An army learned to share its ground
The clearest measure of the pressure is what it takes to hold the peace. Next to the sanctuary sits the Indian Army's Narengi Military Station: 3,300 acres, roughly 10,000 personnel. On any given day, 35 to 40 of Amchang's roughly 90 wild elephants are on the station's own grounds.
The Army did not fight this. It built for it. Per reporting from June 2023, the station dug ponds, planted fruit trees and grasses, and cleared movement corridors so the elephants could find food and water without conflict, then installed 30 CCTV cameras, 9 zoom and 22 long-range HD units with night vision, to watch them.
The officers were direct about the arrangement. Major General RK Jha put it plainly: "it is their home and we have intruded," and the animals want only "food and water." Brigadier Sanjeev Chopra described "peaceful co-existence between man and elephant." Colonel Monark called it a "mutual co-existence system" of sixty years' cohabitation.
Read that plainly. It takes a military station's deliberate rewilding effort, and constant surveillance, to keep people and elephants from colliding on this ground.
What the tea garden has always been inside of
The Amchong Tea Estate has grown tea here since 1958, run by the Khemka family across roughly 1,782 acres. Sixty-odd years of the same harvest, inside a forest that has needed a court-ordered eviction, an army's coexistence programme, and a newspaper's warning about the city's survival to hold its shape.

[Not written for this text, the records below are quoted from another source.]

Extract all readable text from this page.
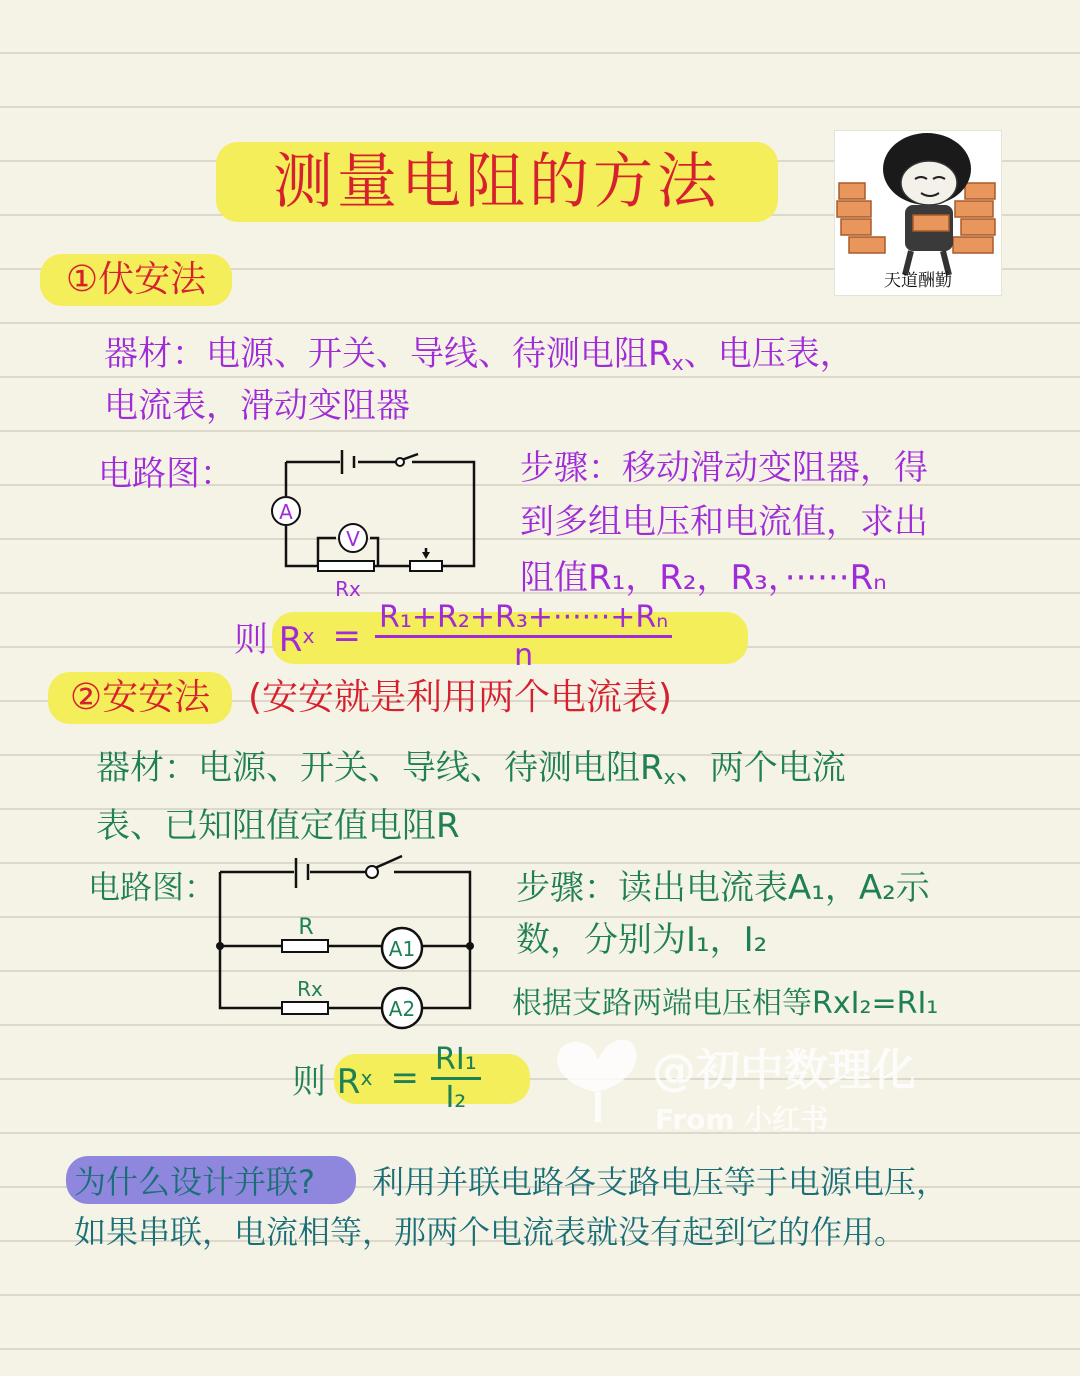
测量电阻的方法
天道酬勤
①伏安法
器材：电源、开关、导线、待测电阻$R_x$、电压表，
电流表，滑动变阻器
电路图：
A
V
Rx
步骤：移动滑动变阻器，得
到多组电压和电流值，求出
阻值R₁，R₂，R₃，······Rₙ
则 R $x = \frac{\text{R₁+R₂+R₃+······+Rₙ}}{n}$
②安安法	(安安就是利用两个电流表)
器材：电源、开关、导线、待测电阻$R_x$、两个电流
表、已知阻值定值电阻R
电路图：
R
Rx
A1
A2
步骤：读出电流表A₁，A₂示
数，分别为I₁，I₂
根据支路两端电压相等RxI₂=RI₁
则 R $x = \frac{\text{RI₁}}{\text{I₂}}$	@初中数理化
From 小红书
为什么设计并联? 利用并联电路各支路电压等于电源电压，
如果串联，电流相等，那两个电流表就没有起到它的作用。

No specific report was found of an elephant raid or incident on the estate's own ground, and this office invents none. But the garden sits on sanctuary land where elephant activity is real, ongoing, and hemmed in on every side. This is one working example of how tea gardens across the state sit on the old road an elephant herd still walks; the fuller pattern is on record here.
What the visitor is walking into
The estate's director, Ananya Khemka, has compared the ambition of Amchong Leaf to Nashik's Sula Vineyards: tea experienced at the source, a slower way to travel. The tea is real, the estate is old and productive, and the invitation is genuine.
The setting is the same regardless. A visitor to Amchong Leaf stands inside a forest under 30 square miles, cleared of hundreds of families by court order within living memory, sharing its ground with elephants a neighbouring army base had to redesign its own land to accommodate, and named by the local press as the thing standing between Guwahati and its own floods.
The postcard is accurate. It is just a very small piece of the frame.